2. Die Klägerin trägt die Kosten des Verfahrens.
Gründe
I.
Streitig ist die Steuerfreiheit der innergemeinschaftlichen Lieferungen von 103 Kraftfahrzeugen an einen niederländischen Abnehmer.
Die Klägerin wurde mit Gesellschaftsvertrag vom … als Gesellschaft mit beschränkter Haftung gegründet und am in das Handelsregister M. eingetragen. Gegenstand ihres Unternehmens war der Handel, die Vermittlung und Vermietung von Kraftfahrzeugen, sowie … Die Klägerin veräußerte im Streitjahr 2003 insgesamt 45 Kraftfahrzeuge zum Gesamtpreis von 647.000 EUR und im Streitjahr 2004 weitere 58 Kraftfahrzeuge zum Gesamtpreis von 771.508 EUR an den vorgegebenen niederländischen Abnehmer B.
In ihrer Umsatzsteuerjahreserklärung für 2003 vom 17. März 2005 errechnete die Klägerin eine negative Umsatzsteuer von 5.000.554,32 EUR. Mit Bescheid vom 17. November 2005 setzte das FA die Umsatzsteuer 2003 auf den negativen Betrag von 4.985.947,44 EUR fest. Nach Durchführung einer Fahndungsprüfung (Bericht vom 14. Juni 2006) setzte das FA die Umsatzsteuer 2003 mit Änderungsbescheid vom 2. Januar 2007 auf den negativen Betrag von 4.858.968,24 EUR fest; das FA erkannte dabei (unter anderem) die Steuerfreiheit der Lieferungen an den niederländischen Abnehmer B nicht mehr an.
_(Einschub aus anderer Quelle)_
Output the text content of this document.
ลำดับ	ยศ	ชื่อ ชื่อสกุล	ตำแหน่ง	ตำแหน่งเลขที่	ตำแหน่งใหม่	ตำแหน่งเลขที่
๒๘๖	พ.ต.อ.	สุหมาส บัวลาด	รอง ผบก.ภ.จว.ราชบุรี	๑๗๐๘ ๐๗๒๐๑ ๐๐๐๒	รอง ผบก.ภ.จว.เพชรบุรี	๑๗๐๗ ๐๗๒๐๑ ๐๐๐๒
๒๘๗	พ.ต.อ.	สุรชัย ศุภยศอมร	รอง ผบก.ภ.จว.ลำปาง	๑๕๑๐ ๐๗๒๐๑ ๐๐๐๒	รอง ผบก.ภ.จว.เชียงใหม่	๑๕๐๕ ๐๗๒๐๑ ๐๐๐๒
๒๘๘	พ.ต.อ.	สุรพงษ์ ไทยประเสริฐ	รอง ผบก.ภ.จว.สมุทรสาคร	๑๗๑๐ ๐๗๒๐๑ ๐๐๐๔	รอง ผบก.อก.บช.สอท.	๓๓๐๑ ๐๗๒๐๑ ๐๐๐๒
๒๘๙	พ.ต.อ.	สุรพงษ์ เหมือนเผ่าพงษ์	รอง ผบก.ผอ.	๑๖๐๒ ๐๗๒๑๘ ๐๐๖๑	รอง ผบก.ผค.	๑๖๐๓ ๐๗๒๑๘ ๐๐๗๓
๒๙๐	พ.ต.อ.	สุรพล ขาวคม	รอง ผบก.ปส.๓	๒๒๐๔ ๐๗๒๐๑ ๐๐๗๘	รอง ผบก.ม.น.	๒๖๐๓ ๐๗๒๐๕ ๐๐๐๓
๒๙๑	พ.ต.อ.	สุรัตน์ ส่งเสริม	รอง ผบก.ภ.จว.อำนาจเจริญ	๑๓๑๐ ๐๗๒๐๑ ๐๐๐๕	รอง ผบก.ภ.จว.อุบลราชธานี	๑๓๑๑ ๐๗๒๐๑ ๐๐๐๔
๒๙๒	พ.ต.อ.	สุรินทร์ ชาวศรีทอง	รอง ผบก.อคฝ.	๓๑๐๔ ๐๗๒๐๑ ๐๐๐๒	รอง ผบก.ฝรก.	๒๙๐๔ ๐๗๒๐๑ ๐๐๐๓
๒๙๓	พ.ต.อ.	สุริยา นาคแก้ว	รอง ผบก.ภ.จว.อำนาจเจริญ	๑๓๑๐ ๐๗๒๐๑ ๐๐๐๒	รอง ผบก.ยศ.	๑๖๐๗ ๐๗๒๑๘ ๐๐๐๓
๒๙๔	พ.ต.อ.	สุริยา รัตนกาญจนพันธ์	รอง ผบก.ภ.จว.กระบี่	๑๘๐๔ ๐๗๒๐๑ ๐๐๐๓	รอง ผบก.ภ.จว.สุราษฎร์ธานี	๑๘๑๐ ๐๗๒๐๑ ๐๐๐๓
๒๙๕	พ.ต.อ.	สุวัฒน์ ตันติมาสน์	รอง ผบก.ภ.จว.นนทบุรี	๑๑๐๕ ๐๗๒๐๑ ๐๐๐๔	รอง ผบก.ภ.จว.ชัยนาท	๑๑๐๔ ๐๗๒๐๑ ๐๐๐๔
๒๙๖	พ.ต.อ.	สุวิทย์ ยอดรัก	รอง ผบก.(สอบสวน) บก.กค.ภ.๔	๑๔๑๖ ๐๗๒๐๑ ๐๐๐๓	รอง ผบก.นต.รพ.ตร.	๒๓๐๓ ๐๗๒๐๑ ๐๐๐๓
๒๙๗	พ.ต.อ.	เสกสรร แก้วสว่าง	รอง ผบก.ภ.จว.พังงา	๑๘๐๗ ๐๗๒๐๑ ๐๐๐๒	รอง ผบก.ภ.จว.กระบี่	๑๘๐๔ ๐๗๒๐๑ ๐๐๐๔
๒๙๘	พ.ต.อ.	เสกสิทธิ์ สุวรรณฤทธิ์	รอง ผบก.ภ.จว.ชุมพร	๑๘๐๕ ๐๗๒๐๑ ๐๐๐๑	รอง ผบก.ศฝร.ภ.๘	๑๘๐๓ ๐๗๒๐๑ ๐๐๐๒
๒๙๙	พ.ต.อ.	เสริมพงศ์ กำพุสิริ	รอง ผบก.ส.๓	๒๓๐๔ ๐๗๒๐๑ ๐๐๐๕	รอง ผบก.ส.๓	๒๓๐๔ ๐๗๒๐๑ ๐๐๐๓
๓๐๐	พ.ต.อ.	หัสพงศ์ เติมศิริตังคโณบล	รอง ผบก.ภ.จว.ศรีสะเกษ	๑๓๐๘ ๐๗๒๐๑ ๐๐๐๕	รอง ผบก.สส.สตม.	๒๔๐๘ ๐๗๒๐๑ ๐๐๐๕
In ihrer Umsatzsteuererklärung 2004 vom 20. Januar 2006 (Frühleerung) errechnete die Klägerin eine Umsatzsteuer von 34.471,25 EUR. Nach Durchführung der Fahndungsprüfung setzte das FA die Umsatzsteuer 2004 mit Bescheid vom 2. Januar 2007 auf den Betrag von 147.603,41 EUR fest; das FA erkannte auch hier die Steuerfreiheit der Lieferungen an die B nicht mehr an.
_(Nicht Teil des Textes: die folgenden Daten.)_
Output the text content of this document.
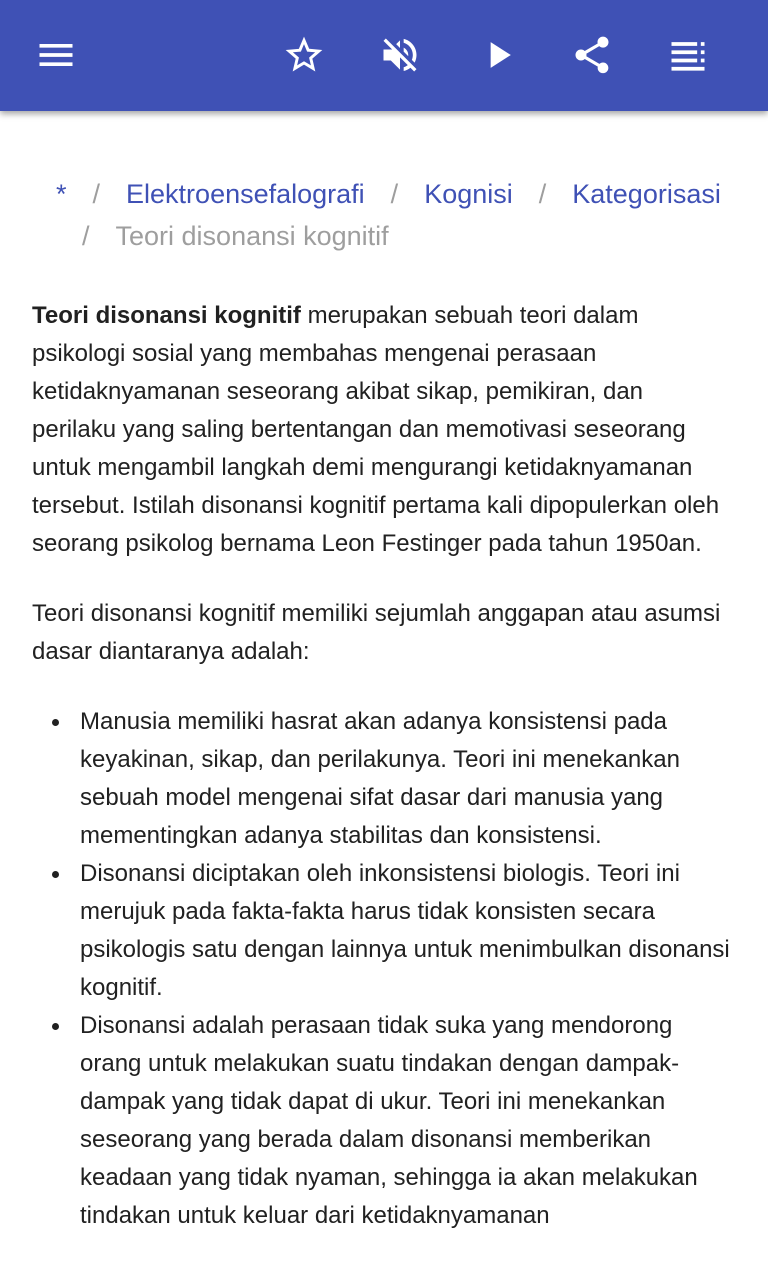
* / Elektroensefalografi / Kognisi / Kategorisasi/ Teori disonansi kognitif

Teori disonansi kognitif merupakan sebuah teori dalam psikologi sosial yang membahas mengenai perasaan ketidaknyamanan seseorang akibat sikap, pemikiran, dan perilaku yang saling bertentangan dan memotivasi seseorang untuk mengambil langkah demi mengurangi ketidaknyamanan tersebut. Istilah disonansi kognitif pertama kali dipopulerkan oleh seorang psikolog bernama Leon Festinger pada tahun 1950an.

Teori disonansi kognitif memiliki sejumlah anggapan atau asumsi dasar diantaranya adalah:

Manusia memiliki hasrat akan adanya konsistensi pada keyakinan, sikap, dan perilakunya. Teori ini menekankan sebuah model mengenai sifat dasar dari manusia yang mementingkan adanya stabilitas dan konsistensi.
Disonansi diciptakan oleh inkonsistensi biologis. Teori ini merujuk pada fakta-fakta harus tidak konsisten secara psikologis satu dengan lainnya untuk menimbulkan disonansi kognitif.
Disonansi adalah perasaan tidak suka yang mendorong orang untuk melakukan suatu tindakan dengan dampak-dampak yang tidak dapat di ukur. Teori ini menekankan seseorang yang berada dalam disonansi memberikan keadaan yang tidak nyaman, sehingga ia akan melakukan tindakan untuk keluar dari ketidaknyamanan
Die Klägerin hatte zunächst am 28. Mai 2004 gegen den Bescheid über die Festsetzung der Umsatzsteuer-Vorauszahlung für den Monat Februar 2003 vom 26. Mai 2004 Einspruch eingelegt. Am 18. Januar 2007 legte die Klägerin gegen die geänderten Umsatzsteuerbescheide 2003 und 2004, jeweils vom 2. Januar 2007, Einspruch ein.
Mit Einspruchsentscheidung vom 29. Oktober 2007 wies das FA den Einspruch vom 18. Januar 2007 gegen den Umsatzsteuerbescheid 2003 als unzulässig und die Einsprüche im Übrigen als unbegründet zurück.
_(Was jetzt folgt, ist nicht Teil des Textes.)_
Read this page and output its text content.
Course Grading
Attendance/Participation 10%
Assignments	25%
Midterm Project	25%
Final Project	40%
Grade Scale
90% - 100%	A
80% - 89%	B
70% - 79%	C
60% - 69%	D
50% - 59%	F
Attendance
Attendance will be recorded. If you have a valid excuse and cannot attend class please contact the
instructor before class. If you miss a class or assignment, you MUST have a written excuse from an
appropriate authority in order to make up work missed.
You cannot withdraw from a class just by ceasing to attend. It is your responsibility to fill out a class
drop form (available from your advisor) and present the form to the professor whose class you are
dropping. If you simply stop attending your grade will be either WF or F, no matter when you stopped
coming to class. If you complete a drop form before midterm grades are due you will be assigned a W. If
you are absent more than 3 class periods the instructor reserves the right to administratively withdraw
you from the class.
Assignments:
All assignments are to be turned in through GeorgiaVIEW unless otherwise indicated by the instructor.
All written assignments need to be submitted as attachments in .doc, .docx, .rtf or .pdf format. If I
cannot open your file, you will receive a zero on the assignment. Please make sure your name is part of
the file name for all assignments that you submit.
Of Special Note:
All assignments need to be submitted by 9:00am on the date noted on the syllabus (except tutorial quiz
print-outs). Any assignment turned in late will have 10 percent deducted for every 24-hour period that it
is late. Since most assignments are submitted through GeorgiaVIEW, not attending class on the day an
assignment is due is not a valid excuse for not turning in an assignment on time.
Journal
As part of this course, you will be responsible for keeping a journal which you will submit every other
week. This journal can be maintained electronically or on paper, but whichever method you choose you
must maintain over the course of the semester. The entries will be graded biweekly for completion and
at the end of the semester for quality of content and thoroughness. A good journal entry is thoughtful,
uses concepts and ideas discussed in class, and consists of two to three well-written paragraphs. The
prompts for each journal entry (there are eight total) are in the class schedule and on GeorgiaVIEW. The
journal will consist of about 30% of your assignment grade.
Dagegen ist die Klage vom 3. Dezember 2007 gerichtet.
Zur Begründung ihrer Klage trägt die Klägerin im Wesentlichen vor, dass die Voraussetzungen steuerfreier innergemeinschaftlicher Lieferungen bei ihren Lieferungen an die B im Rahmen eines Reihengeschäftes vorliegen würden. Insbesondere seien die Transporte der Kraftfahrzeuge durchweg von der B durchgeführt worden und deshalb sei die Steuerbefreiung ihrer Lieferung an die B zuzurechnen. Bei der B handele es sich auch um kein Scheinunternehmen; dieses Unternehmen betreibe vielmehr noch heute den Handel mit Kraftfahrzeugen.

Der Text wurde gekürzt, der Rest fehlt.